Economy

Burkina Faso’s phone tax: a barrier to digital inclusion

Governments that successfully transition into digital economies don’t start by imposing heavy taxes on mobile devices. Instead, they prioritize connecting citizens, lowering access costs, and fostering technological inclusion. Burkina Faso’s recent decision to tax mobile phones up to 33.33% of their declared value challenges this proven model, raising concerns about its long-term impact on digital progress and economic competitiveness.

When digital ambition clashes with fiscal policy

Burkina Faso’s leadership has repeatedly emphasized its digital transformation goals: connectivity, technological innovation, and economic competitiveness. Yet the simultaneous imposition of a 33.33% tax on mobile phones—ranging from 1,670 FCFA for basic models to 135,000 FCFA for premium devices—creates a fundamental contradiction. This policy doesn’t promote digital inclusion; it actively undermines it by making the most essential tool for economic participation more expensive.

As one analyst noted: “Countries that have successfully navigated digital transitions didn’t achieve this by taxing the very devices that connect their citizens. They did it by removing barriers to access and fostering an environment where technology serves as a bridge to opportunity rather than a luxury reserved for the privileged few.”
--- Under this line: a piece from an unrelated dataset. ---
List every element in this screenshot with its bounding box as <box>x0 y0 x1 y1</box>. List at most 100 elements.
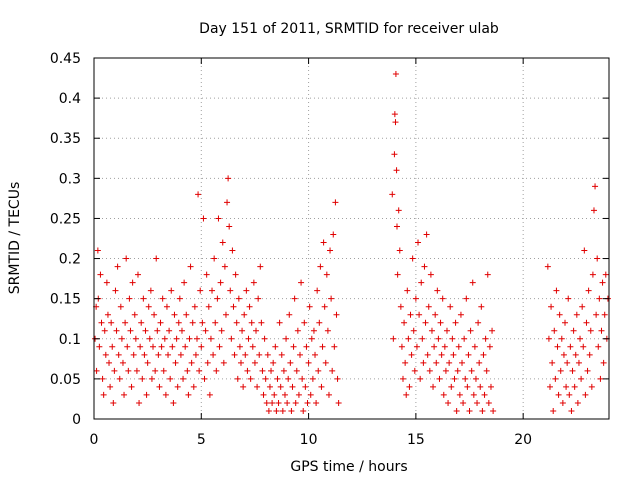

The smartphone as a lifeline, not a luxury

In Burkina Faso, mobile phones have evolved beyond communication devices. They are now indispensable tools for:

  • Students accessing online courses
  • Artisans managing customer relationships via messaging apps
  • Informal workers interacting with government services
  • Agricultural producers checking market prices
  • Entrepreneurs processing mobile money transactions

For most Burkinabè, smartphones are not optional—they are the primary gateway to participating in the digital economy that policymakers claim to be building. Taxing this gateway doesn’t just create a financial burden; it erects an exclusionary barrier that could push millions of citizens further from economic participation.
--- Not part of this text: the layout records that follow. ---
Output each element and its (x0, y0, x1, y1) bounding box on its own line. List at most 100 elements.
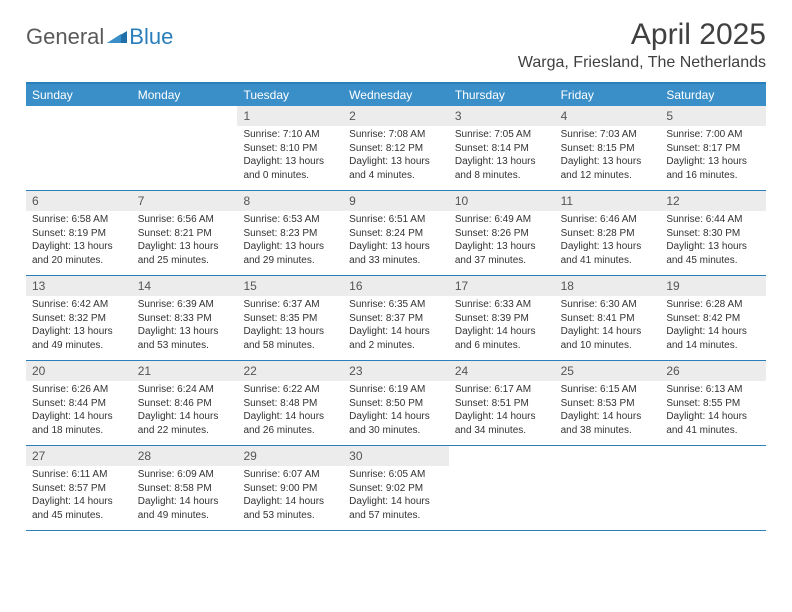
day-number: 28 (132, 446, 238, 466)
sunset-text: Sunset: 8:50 PM (349, 397, 443, 411)
day-number: 3 (449, 106, 555, 126)
sunrise-text: Sunrise: 6:30 AM (561, 298, 655, 312)
calendar-cell: 8Sunrise: 6:53 AMSunset: 8:23 PMDaylight… (237, 191, 343, 275)
calendar-cell: 24Sunrise: 6:17 AMSunset: 8:51 PMDayligh… (449, 361, 555, 445)
calendar-cell: 16Sunrise: 6:35 AMSunset: 8:37 PMDayligh… (343, 276, 449, 360)
sunrise-text: Sunrise: 6:17 AM (455, 383, 549, 397)
sunrise-text: Sunrise: 7:10 AM (243, 128, 337, 142)
sunrise-text: Sunrise: 6:26 AM (32, 383, 126, 397)
calendar-weeks: 1Sunrise: 7:10 AMSunset: 8:10 PMDaylight… (26, 106, 766, 531)
sunrise-text: Sunrise: 6:15 AM (561, 383, 655, 397)
calendar-week-row: 20Sunrise: 6:26 AMSunset: 8:44 PMDayligh… (26, 361, 766, 446)
day-body: Sunrise: 6:51 AMSunset: 8:24 PMDaylight:… (343, 211, 449, 271)
sunset-text: Sunset: 8:26 PM (455, 227, 549, 241)
day-body: Sunrise: 6:24 AMSunset: 8:46 PMDaylight:… (132, 381, 238, 441)
calendar-cell: 9Sunrise: 6:51 AMSunset: 8:24 PMDaylight… (343, 191, 449, 275)
dow-tuesday: Tuesday (237, 84, 343, 106)
calendar-cell: 22Sunrise: 6:22 AMSunset: 8:48 PMDayligh… (237, 361, 343, 445)
day-number: 27 (26, 446, 132, 466)
day-body: Sunrise: 6:22 AMSunset: 8:48 PMDaylight:… (237, 381, 343, 441)
daylight-text: Daylight: 13 hours and 53 minutes. (138, 325, 232, 352)
day-number: 20 (26, 361, 132, 381)
day-number: 16 (343, 276, 449, 296)
day-body: Sunrise: 7:00 AMSunset: 8:17 PMDaylight:… (660, 126, 766, 186)
day-number: 14 (132, 276, 238, 296)
sunset-text: Sunset: 8:39 PM (455, 312, 549, 326)
day-body: Sunrise: 6:26 AMSunset: 8:44 PMDaylight:… (26, 381, 132, 441)
sunset-text: Sunset: 8:55 PM (666, 397, 760, 411)
sunset-text: Sunset: 8:14 PM (455, 142, 549, 156)
sunrise-text: Sunrise: 6:35 AM (349, 298, 443, 312)
sunrise-text: Sunrise: 6:51 AM (349, 213, 443, 227)
day-number: 17 (449, 276, 555, 296)
daylight-text: Daylight: 13 hours and 25 minutes. (138, 240, 232, 267)
logo-text-blue: Blue (129, 24, 173, 50)
daylight-text: Daylight: 14 hours and 45 minutes. (32, 495, 126, 522)
day-number (449, 446, 555, 450)
day-number: 23 (343, 361, 449, 381)
daylight-text: Daylight: 14 hours and 10 minutes. (561, 325, 655, 352)
day-body: Sunrise: 6:07 AMSunset: 9:00 PMDaylight:… (237, 466, 343, 526)
day-body: Sunrise: 6:09 AMSunset: 8:58 PMDaylight:… (132, 466, 238, 526)
calendar-cell: 15Sunrise: 6:37 AMSunset: 8:35 PMDayligh… (237, 276, 343, 360)
daylight-text: Daylight: 13 hours and 20 minutes. (32, 240, 126, 267)
day-number: 24 (449, 361, 555, 381)
calendar-cell: 14Sunrise: 6:39 AMSunset: 8:33 PMDayligh… (132, 276, 238, 360)
sunrise-text: Sunrise: 6:37 AM (243, 298, 337, 312)
calendar-cell: 23Sunrise: 6:19 AMSunset: 8:50 PMDayligh… (343, 361, 449, 445)
dow-monday: Monday (132, 84, 238, 106)
calendar-page: General Blue April 2025 Warga, Friesland… (0, 0, 792, 549)
month-title: April 2025 (518, 18, 766, 52)
day-body: Sunrise: 6:33 AMSunset: 8:39 PMDaylight:… (449, 296, 555, 356)
sunset-text: Sunset: 8:15 PM (561, 142, 655, 156)
daylight-text: Daylight: 14 hours and 22 minutes. (138, 410, 232, 437)
day-body: Sunrise: 6:49 AMSunset: 8:26 PMDaylight:… (449, 211, 555, 271)
dow-wednesday: Wednesday (343, 84, 449, 106)
day-number: 25 (555, 361, 661, 381)
calendar-cell-empty (555, 446, 661, 530)
sunrise-text: Sunrise: 6:39 AM (138, 298, 232, 312)
calendar-cell: 29Sunrise: 6:07 AMSunset: 9:00 PMDayligh… (237, 446, 343, 530)
calendar-cell: 1Sunrise: 7:10 AMSunset: 8:10 PMDaylight… (237, 106, 343, 190)
day-number: 11 (555, 191, 661, 211)
sunrise-text: Sunrise: 6:07 AM (243, 468, 337, 482)
day-body: Sunrise: 6:53 AMSunset: 8:23 PMDaylight:… (237, 211, 343, 271)
daylight-text: Daylight: 13 hours and 16 minutes. (666, 155, 760, 182)
day-number: 5 (660, 106, 766, 126)
sunset-text: Sunset: 8:46 PM (138, 397, 232, 411)
calendar-week-row: 6Sunrise: 6:58 AMSunset: 8:19 PMDaylight… (26, 191, 766, 276)
day-body: Sunrise: 7:10 AMSunset: 8:10 PMDaylight:… (237, 126, 343, 186)
day-number (660, 446, 766, 450)
logo-triangle-icon (107, 27, 127, 48)
calendar-week-row: 13Sunrise: 6:42 AMSunset: 8:32 PMDayligh… (26, 276, 766, 361)
daylight-text: Daylight: 14 hours and 14 minutes. (666, 325, 760, 352)
day-number: 12 (660, 191, 766, 211)
day-number: 9 (343, 191, 449, 211)
calendar-cell: 19Sunrise: 6:28 AMSunset: 8:42 PMDayligh… (660, 276, 766, 360)
daylight-text: Daylight: 14 hours and 34 minutes. (455, 410, 549, 437)
sunset-text: Sunset: 8:58 PM (138, 482, 232, 496)
daylight-text: Daylight: 13 hours and 12 minutes. (561, 155, 655, 182)
daylight-text: Daylight: 13 hours and 29 minutes. (243, 240, 337, 267)
sunrise-text: Sunrise: 6:42 AM (32, 298, 126, 312)
day-body: Sunrise: 6:35 AMSunset: 8:37 PMDaylight:… (343, 296, 449, 356)
daylight-text: Daylight: 13 hours and 45 minutes. (666, 240, 760, 267)
sunrise-text: Sunrise: 6:19 AM (349, 383, 443, 397)
title-block: April 2025 Warga, Friesland, The Netherl… (518, 18, 766, 72)
daylight-text: Daylight: 13 hours and 4 minutes. (349, 155, 443, 182)
calendar-cell: 28Sunrise: 6:09 AMSunset: 8:58 PMDayligh… (132, 446, 238, 530)
calendar-cell: 7 Sunrise: 6:56 AMSunset: 8:21 PMDaylight… (132, 191, 238, 275)
day-number: 7 (132, 191, 238, 211)
sunrise-text: Sunrise: 6:56 AM (138, 213, 232, 227)
dow-thursday: Thursday (449, 84, 555, 106)
sunset-text: Sunset: 8:21 PM (138, 227, 232, 241)
sunset-text: Sunset: 8:17 PM (666, 142, 760, 156)
day-number: 15 (237, 276, 343, 296)
calendar-cell: 20Sunrise: 6:26 AMSunset: 8:44 PMDayligh… (26, 361, 132, 445)
sunrise-text: Sunrise: 6:11 AM (32, 468, 126, 482)
sunset-text: Sunset: 8:30 PM (666, 227, 760, 241)
sunrise-text: Sunrise: 6:58 AM (32, 213, 126, 227)
daylight-text: Daylight: 14 hours and 26 minutes. (243, 410, 337, 437)
day-body: Sunrise: 6:17 AMSunset: 8:51 PMDaylight:… (449, 381, 555, 441)
sunrise-text: Sunrise: 7:08 AM (349, 128, 443, 142)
A tax without industrial foundation

What makes this policy particularly perplexing is Burkina Faso’s complete lack of domestic mobile phone production. There are no local manufacturing plants, no assembly facilities, and no known initiatives to develop a national mobile device industry. Citizens are therefore forced to import devices at significant cost, only to face additional taxation upon use.

Historically, governments justify import taxes as a means to protect or stimulate local industries. But when no such industry exists—and when the tax doesn’t fund its development—such measures don’t promote growth. They simply extract revenue from citizens without providing alternatives or long-term benefits.

What comes next? A slippery slope of digital exclusion

If the precedent set by the mobile phone tax is allowed to stand, where does it end? Will laptops be taxed next? Or tablets? The logic suggests no natural stopping point. Each new device tax would deepen the digital divide between those who can afford to connect and those who cannot, stifling innovation and undermining the very competitiveness Burkina Faso seeks to achieve.

Digital inclusion isn’t just a social good—it’s an economic necessity. Studies across Africa consistently show that connected populations drive productivity, entrepreneurship, and economic growth. By making digital tools more expensive, Burkina Faso risks not only slowing its digital progress but also ceding competitive advantage to neighbors who prioritize access over taxation.

Following a global trend in reverse

Most nations are moving toward policies that expand digital access. They subsidize devices, reduce taxes on connectivity, and invest in infrastructure. Burkina Faso appears to be taking the opposite approach—taxing the tools that could power its future. This isn’t just a contradiction in policy; it’s a misalignment with global best practices and a potential setback for national development.

In a world where digital literacy and access are increasingly linked to economic opportunity, making technology more expensive doesn’t just hinder inclusion—it risks excluding an entire generation from the economy of the future. Burkina Faso’s phone tax may be framed as a revenue measure, but its consequences could be far more profound: a deliberate or unintentional retreat from the digital age.